India integrates technology and culture
India has proposed a complementary but distinct vision. Digital products have changed everyday life across the country. The unified payment interface (UPI) currently processes more than 20 billion transactions per month, enabling small ideas to rapidly expand in a country with a population of 1.4 billion. During the 2025 Mahakumbh pilgrimage, AI tools manage the mobility of millions of people, and multilingual assistants help navigate complex rituals. These examples illustrate how India integrates technology with cultural and religious life, making it less like an import but more like a facilitator of tradition. Indiaai Mission is a $1.2 billion initiative that supports shared computing and multilingual models that reduce barriers to startups and researchers across the country. The ultimate ecosystem combines scale, meaning and diversity, showing how technology can be adapted to in a local environment while still fostering innovation.
Africa and the broader global south
Decentralization exceeds South Asia and the Gulf. Konza Technopolis of Kenya in Nairobi is becoming a smart city that supports startups, academia and research.
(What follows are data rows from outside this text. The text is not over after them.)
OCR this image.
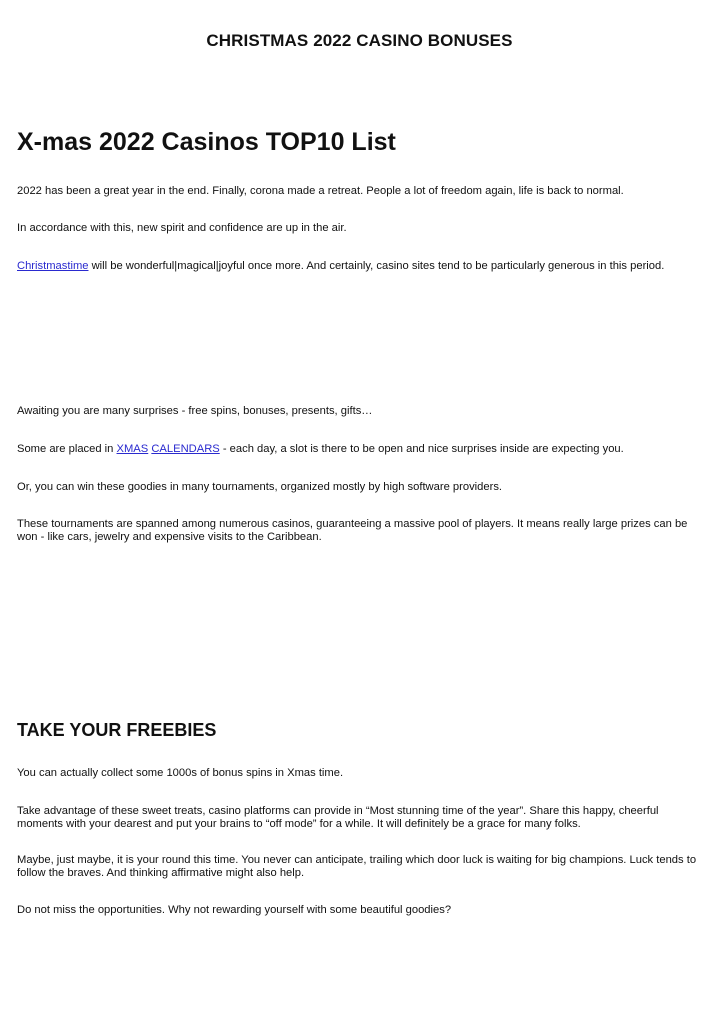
CHRISTMAS 2022 CASINO BONUSES
X-mas 2022 Casinos TOP10 List

2022 has been a great year in the end. Finally, corona made a retreat. People a lot of freedom again, life is back to normal.

In accordance with this, new spirit and confidence are up in the air.

Christmastime will be wonderful|magical|joyful once more. And certainly, casino sites tend to be particularly generous in this period.

Awaiting you are many surprises - free spins, bonuses, presents, gifts…

Some are placed in XMAS CALENDARS - each day, a slot is there to be open and nice surprises inside are expecting you.

Or, you can win these goodies in many tournaments, organized mostly by high software providers.

These tournaments are spanned among numerous casinos, guaranteeing a massive pool of players. It means really large prizes can be won - like cars, jewelry and expensive visits to the Caribbean.

TAKE YOUR FREEBIES

You can actually collect some 1000s of bonus spins in Xmas time.

Take advantage of these sweet treats, casino platforms can provide in “Most stunning time of the year”. Share this happy, cheerful moments with your dearest and put your brains to “off mode” for a while. It will definitely be a grace for many folks.

Maybe, just maybe, it is your round this time. You never can anticipate, trailing which door luck is waiting for big champions. Luck tends to follow the braves. And thinking affirmative might also help.

Do not miss the opportunities. Why not rewarding yourself with some beautiful goodies?
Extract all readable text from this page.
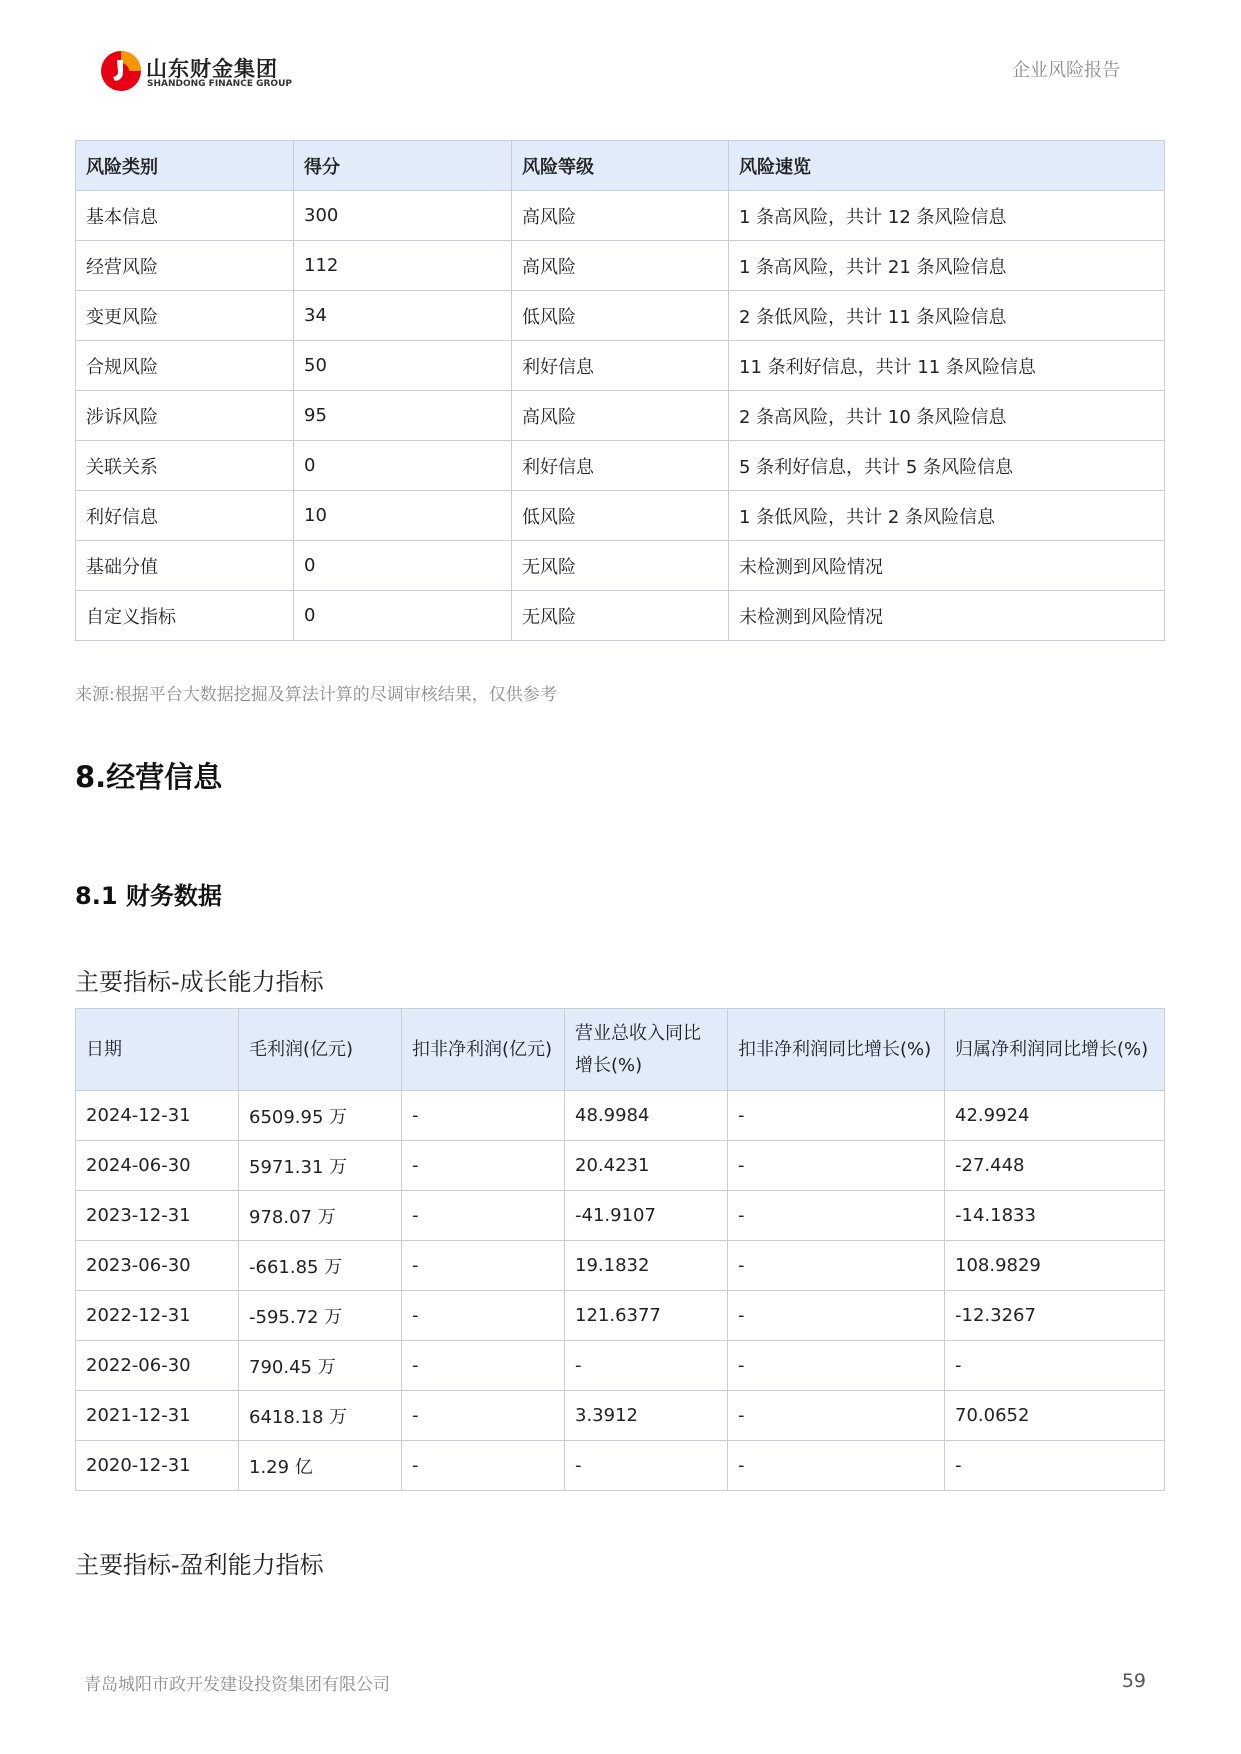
山东财金集团
SHANDONG FINANCE GROUP
企业风险报告
风险类别	得分	风险等级	风险速览
基本信息	300	高风险	1 条高风险，共计 12 条风险信息
经营风险	112	高风险	1 条高风险，共计 21 条风险信息
变更风险	34	低风险	2 条低风险，共计 11 条风险信息
合规风险	50	利好信息	11 条利好信息，共计 11 条风险信息
涉诉风险	95	高风险	2 条高风险，共计 10 条风险信息
关联关系	0	利好信息	5 条利好信息，共计 5 条风险信息
利好信息	10	低风险	1 条低风险，共计 2 条风险信息
基础分值	0	无风险	未检测到风险情况
自定义指标	0	无风险	未检测到风险情况
来源:根据平台大数据挖掘及算法计算的尽调审核结果，仅供参考
8.经营信息
8.1 财务数据
主要指标-成长能力指标
日期	毛利润(亿元)	扣非净利润(亿元)	营业总收入同比增长(%)	扣非净利润同比增长(%)	归属净利润同比增长(%)
2024-12-31	6509.95 万	-	48.9984	-	42.9924
2024-06-30	5971.31 万	-	20.4231	-	-27.448
2023-12-31	978.07 万	-	-41.9107	-	-14.1833
2023-06-30	-661.85 万	-	19.1832	-	108.9829
2022-12-31	-595.72 万	-	121.6377	-	-12.3267
2022-06-30	790.45 万	-	-	-	-
2021-12-31	6418.18 万	-	3.3912	-	70.0652
2020-12-31	1.29 亿	-	-	-	-
主要指标-盈利能力指标
青岛城阳市政开发建设投资集团有限公司	59
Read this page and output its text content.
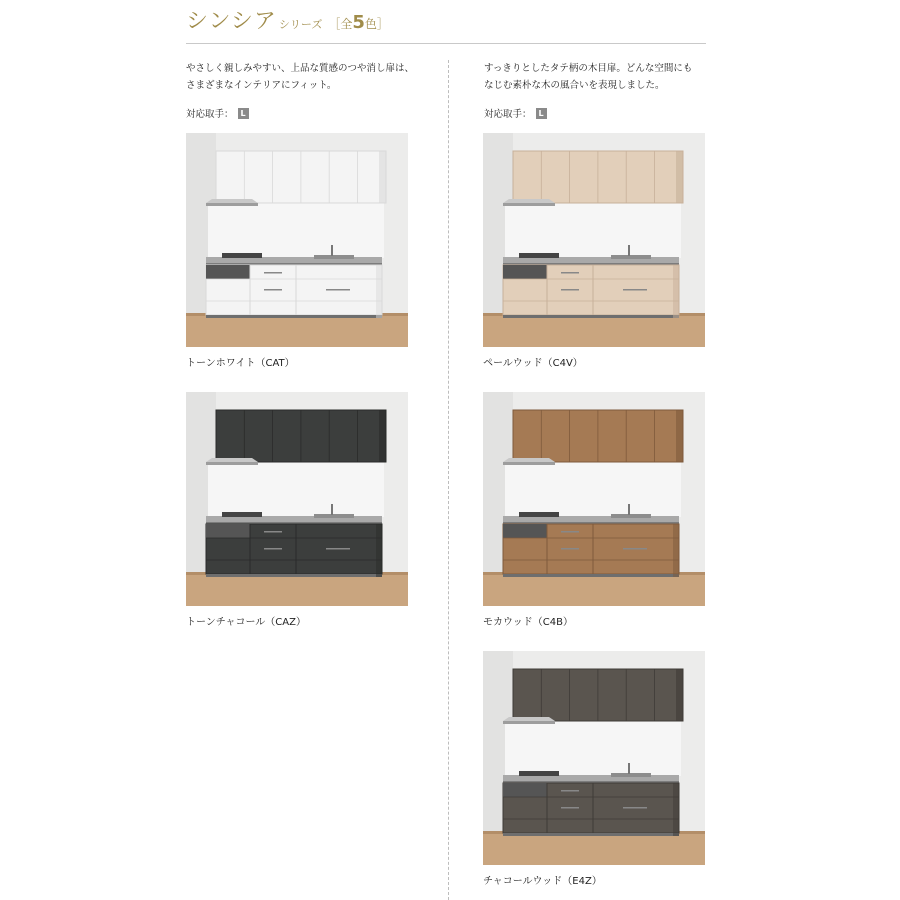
シンシア シリーズ ［全5色］
やさしく親しみやすい、上品な質感のつや消し扉は、
さまざまなインテリアにフィット。
対応取手： L
すっきりとしたタテ柄の木目扉。どんな空間にも
なじむ素朴な木の風合いを表現しました。
対応取手： L
トーンホワイト（CAT）
トーンチャコール（CAZ）
ペールウッド（C4V）
モカウッド（C4B）
チャコールウッド（E4Z）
However, the most radical innovation in some regions is rural: AI tools help farmers predict weather and crops in volatile climates.
In Nigeria, the hub of Lagos and Ilorin-backed startups have designed voice systems for African accents. These systems help provide medical services or financial tools to farmers in local dialects. While these initiatives may appear modest compared to the five gigawatt AI campuses, they share a common DNA: locally relevant innovations designed to solve real-world problems.
In these areas, there is a common thread. Decentralization is not only a geographical communication of technology. This is a reshaping of technology itself. Mecca’s Chaoj provides key courses in crowd management that are applicable in global emergency systems. India’s street market payment railways have become the benchmark for emerging economies. African voice tools expand inclusion. Influence spread, because these innovations are practical and culturally adjusted.
Challenge and the way forward
The barrier remains. The infrastructure must be built, maintained and operated effectively. Laws must protect privacy and rights without stifling development. The talent pipeline takes years to mature. However, the trajectory is obvious: projects like Stargeate and Humain are not isolated experiments. They claim a new technical gravity center has arrived. India, Kenya and Nigeria show that cultural contexts – faith, language, community – are not inhibitors of innovation, but guides.
Innovative decentralization marks a paradigm shift. Global technology will no longer come from just the power of a long history. Instead, it will reflect various cultural and social priorities, integrating meaning and relevance into the tools that shape our future.
Yousef Khalili Is the global chief transformation officer and CEO of MEA quantumwhich develops cutting-edge digital employee technology.